The final piece in the jigsaw was the discovery of the Last Will and Testament of Elizabeth Jeanneret, mother of Lewis in which she detailed her sons and their occupations. From there it was easy to establish the family and their link back to Switzerland with various pieces of proof.


Along the way I undertook a 'One Name Study' where I am attempting to capture every Jeanneret that has existed. So far I have recorded over 6,500 individuals in that database which has enabled me to establish a very small number of families that were the originators of all of us with the name Jeanneret.

Genealogical search, or more exactly the search of the surname can hardly be made beyond the 15th century. At that time the shortage of personnel, the shortage of documentation and the lack of their text do not make it possible to establish with certainty affiliation. One must be often satisfied with probability and limited data.


During the 14th Century, amongst subjects of the Princes of Valangin we find in year 1350, the name of Yermin which becomes Small Jehan then Jehanneret then Jeanneret. In 1447, the population of valley-I-Ruz becoming more numerous, the lord of Valangin supports the colonists who from there in the High Jura will call themselves as clearer-ploughman. At the 14th Century they are established in Segue, with the Between-two-Mounts, Locle the Lime of Bottoms.


A family of the name of Jeanneret is installed with the hamlet of Crozot on Locle, an official letter going back to 1612, addressed to Jean-Jacques Jeanneret, Bourgois of Valangin. Franc-Habergeant, confirms the existence of this family to the farm of Cernaye. Certain nicknames or physical characteristics were not long in differentiating between families, thus a large strapping man took the particle "large-Jean", Jeanneret-Grosjean. One strongly grisonnant took the nickname of "the gris" from where Jeanneret-Gris comes from.


Switzerland is one of the most mountainous countries in Europe, with more than 70 percent of its area covered by the Alps with peaks of 4,634 m, in the central and southern sections, the Jura (Celtic for forests) in the Northwest. The Juras are much lower and smaller than the Alps, and are popular for cross country skiing. The renowned Swiss watchmaking industry began in the Jura mountains, introduced by the Huguenots escaping from France.


Switzerland is a confederation of 23 states, called cantons.  Originally the canton of Neuchatel was under Prussian control and it was not until 1815 that it became the 18th member of the Swiss Republic.
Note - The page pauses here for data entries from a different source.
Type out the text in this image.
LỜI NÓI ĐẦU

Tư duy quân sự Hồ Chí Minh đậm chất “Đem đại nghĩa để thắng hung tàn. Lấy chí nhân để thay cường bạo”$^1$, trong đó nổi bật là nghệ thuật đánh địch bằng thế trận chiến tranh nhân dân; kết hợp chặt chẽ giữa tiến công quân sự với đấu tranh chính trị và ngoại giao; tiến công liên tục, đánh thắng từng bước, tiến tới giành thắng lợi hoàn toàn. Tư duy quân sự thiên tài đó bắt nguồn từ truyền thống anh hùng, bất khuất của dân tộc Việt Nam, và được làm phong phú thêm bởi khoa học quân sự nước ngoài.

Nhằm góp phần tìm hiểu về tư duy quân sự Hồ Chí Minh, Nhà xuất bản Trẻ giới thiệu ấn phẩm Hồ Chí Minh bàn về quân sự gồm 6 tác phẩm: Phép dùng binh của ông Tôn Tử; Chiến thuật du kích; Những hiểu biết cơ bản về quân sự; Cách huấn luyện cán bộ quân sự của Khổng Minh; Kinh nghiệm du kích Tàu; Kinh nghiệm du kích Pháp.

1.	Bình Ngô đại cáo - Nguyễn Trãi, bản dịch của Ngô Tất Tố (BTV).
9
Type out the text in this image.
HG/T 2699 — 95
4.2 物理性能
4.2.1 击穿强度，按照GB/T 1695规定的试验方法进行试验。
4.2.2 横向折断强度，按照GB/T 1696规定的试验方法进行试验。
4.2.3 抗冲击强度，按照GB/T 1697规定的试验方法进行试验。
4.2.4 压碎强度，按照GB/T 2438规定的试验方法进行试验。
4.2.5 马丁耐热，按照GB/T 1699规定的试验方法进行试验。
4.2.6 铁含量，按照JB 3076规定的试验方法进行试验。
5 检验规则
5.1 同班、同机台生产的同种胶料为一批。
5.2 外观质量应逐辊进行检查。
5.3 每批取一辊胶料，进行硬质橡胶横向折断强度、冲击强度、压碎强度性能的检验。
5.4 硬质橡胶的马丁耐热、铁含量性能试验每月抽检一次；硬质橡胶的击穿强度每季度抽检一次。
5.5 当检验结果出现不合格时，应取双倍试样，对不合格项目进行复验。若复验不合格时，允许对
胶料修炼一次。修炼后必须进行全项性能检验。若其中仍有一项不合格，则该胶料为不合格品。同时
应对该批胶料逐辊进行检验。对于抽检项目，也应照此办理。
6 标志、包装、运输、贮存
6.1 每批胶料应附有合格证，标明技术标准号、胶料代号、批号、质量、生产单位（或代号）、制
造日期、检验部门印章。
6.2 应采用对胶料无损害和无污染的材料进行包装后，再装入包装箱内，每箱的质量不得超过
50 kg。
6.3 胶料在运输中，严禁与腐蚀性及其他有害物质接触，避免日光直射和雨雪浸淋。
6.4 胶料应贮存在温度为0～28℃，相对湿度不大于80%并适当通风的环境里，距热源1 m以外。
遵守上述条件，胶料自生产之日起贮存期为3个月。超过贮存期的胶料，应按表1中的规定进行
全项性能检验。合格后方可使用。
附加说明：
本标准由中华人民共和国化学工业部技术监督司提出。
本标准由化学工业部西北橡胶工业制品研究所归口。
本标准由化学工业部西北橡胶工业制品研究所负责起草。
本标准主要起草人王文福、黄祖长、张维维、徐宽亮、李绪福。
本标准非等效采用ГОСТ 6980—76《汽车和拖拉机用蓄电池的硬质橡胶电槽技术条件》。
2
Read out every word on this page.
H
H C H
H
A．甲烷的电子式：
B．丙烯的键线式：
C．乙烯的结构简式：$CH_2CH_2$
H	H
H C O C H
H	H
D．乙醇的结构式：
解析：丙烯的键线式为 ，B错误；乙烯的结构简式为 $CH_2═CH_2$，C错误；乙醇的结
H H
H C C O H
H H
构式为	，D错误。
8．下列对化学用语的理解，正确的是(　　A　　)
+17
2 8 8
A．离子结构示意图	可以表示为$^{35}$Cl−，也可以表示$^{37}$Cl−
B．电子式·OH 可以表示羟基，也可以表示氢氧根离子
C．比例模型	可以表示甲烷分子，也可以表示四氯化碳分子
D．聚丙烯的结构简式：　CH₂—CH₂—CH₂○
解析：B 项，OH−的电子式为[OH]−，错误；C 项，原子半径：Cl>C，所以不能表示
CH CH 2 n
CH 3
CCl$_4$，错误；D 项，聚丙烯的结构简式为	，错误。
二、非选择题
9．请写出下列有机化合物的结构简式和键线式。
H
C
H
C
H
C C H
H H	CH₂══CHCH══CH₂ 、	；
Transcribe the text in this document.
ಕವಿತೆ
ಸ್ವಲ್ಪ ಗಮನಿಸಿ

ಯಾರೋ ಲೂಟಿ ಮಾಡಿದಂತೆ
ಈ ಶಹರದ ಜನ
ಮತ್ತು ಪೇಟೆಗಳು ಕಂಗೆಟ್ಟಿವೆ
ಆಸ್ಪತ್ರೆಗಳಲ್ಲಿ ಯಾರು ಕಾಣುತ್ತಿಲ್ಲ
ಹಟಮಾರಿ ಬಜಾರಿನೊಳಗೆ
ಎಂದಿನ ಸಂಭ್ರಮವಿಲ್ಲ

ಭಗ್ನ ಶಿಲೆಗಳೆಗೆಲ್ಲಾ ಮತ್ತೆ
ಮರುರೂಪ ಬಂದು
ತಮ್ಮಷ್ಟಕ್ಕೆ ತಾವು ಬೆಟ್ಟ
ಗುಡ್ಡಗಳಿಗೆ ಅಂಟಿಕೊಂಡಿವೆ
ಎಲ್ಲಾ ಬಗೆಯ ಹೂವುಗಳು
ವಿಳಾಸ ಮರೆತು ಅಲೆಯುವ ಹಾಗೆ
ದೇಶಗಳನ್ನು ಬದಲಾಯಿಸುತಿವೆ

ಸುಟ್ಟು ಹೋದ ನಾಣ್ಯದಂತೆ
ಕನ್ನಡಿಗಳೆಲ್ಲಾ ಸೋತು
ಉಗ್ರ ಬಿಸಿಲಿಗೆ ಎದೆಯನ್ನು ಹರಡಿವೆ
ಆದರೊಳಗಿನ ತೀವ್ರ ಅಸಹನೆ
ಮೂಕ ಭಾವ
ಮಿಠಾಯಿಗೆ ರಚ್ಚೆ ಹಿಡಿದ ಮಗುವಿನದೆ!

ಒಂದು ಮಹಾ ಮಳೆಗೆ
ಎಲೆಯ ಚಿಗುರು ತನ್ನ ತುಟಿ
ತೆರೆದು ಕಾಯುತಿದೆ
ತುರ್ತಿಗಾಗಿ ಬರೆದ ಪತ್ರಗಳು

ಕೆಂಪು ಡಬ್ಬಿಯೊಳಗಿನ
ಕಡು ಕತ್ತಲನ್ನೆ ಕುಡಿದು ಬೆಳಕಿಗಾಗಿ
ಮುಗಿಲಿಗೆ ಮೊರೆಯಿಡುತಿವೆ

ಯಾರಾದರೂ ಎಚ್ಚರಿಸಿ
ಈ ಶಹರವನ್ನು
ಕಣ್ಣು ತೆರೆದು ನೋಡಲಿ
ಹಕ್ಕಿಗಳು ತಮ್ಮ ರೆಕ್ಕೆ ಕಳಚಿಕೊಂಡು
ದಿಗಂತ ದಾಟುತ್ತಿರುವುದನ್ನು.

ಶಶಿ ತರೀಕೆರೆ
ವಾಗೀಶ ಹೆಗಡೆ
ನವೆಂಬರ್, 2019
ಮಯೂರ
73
Neuchatel canton is known for speaking the purest French in France & Switzerland, the other main languages of the Swiss Republic are German in the West and Italian in the south.


Neuchatel canton covers the towns of Le Locle, La Chaux de Fonds, Travers, Neuchatel and many more but those stated appear to be the main areas that the name Jeanneret is established.


Le Locle is near the French border and lies approximately 15 km North of Neuchatel and 10 km West of La Chaux de Fonds, Travers is approx. 15 kms South west of Le Locle.


The Huegenot Society of South Carolina confirms the name Jeanneret as a Huguenot family.